By Tom Daschle and Trent Lott
While we served on opposite sides of the aisle during many contentious debates in the U.S. Senate, we have also come together to speak out on issues of bipartisan national importance. One is that our veterans deserve the best health care our nation can provide—and the Department of Veterans Affairs can do more to make that a reality.
Part of the problem is a matter of resources, and another part is due to policies the law requires. Those are appropriately matters for Congress to address. Yet many noteworthy obstacles to progress are entirely within the authority of VA officials to remove right now. Identifying and acting on them should be Job One at the VA.

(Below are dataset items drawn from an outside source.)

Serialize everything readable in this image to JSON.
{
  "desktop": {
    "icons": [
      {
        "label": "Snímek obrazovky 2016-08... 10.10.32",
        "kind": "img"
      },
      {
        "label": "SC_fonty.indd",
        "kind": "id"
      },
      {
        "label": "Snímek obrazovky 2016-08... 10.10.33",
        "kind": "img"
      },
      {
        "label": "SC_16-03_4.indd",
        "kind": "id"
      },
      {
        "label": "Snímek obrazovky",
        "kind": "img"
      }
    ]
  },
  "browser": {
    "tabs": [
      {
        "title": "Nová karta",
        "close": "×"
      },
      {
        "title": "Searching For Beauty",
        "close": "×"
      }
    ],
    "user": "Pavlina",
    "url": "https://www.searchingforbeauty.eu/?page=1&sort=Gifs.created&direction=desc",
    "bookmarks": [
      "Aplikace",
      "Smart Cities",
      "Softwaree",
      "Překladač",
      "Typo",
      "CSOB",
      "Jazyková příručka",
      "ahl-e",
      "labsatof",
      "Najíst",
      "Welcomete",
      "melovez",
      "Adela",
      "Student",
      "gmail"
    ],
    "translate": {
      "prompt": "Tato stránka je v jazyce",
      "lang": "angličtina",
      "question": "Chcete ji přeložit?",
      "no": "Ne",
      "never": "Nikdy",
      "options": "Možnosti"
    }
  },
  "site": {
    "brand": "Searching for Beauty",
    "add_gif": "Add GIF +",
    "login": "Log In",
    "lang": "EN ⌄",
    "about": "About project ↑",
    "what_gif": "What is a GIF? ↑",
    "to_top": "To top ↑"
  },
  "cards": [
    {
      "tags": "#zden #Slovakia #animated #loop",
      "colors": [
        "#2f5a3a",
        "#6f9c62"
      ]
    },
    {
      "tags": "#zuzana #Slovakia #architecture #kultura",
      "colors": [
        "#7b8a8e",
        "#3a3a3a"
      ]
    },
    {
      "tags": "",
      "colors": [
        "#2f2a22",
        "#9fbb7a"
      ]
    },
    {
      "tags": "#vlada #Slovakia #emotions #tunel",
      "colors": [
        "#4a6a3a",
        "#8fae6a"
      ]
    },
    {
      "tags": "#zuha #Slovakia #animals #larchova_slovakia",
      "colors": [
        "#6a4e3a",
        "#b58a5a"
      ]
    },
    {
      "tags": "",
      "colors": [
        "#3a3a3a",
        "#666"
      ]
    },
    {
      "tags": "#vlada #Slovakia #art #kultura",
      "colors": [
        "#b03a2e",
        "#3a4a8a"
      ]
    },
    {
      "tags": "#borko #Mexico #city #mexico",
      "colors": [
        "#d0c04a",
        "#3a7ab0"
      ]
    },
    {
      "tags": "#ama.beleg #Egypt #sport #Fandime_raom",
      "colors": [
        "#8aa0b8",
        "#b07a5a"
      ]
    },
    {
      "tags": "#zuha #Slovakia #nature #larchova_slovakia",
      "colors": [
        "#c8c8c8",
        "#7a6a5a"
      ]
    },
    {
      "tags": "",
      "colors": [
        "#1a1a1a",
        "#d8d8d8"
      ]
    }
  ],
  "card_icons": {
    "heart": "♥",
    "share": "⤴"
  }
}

Case in point: certain surgical and pain-management treatments have been subject to scheduling delays that can be debilitating or even life-threatening to veterans. That’s because the VA has a chronic shortage of anesthesia providers. Yet a solution is readily available: VA officials can give their advanced practice nurses in this area the same authority they have to treat patients throughout our military health care systems (which are separate from the VA) and in many states.
Today, wait times for pain care in California can spiral to 63 days. VA facilities in other states simply inform veterans “no appointments available.” In Kansas, veterans can wait 297 days for a gastrointestinal procedure. And in Virginia, an oncology appointment can take over 66 days—if a vet can get one at all.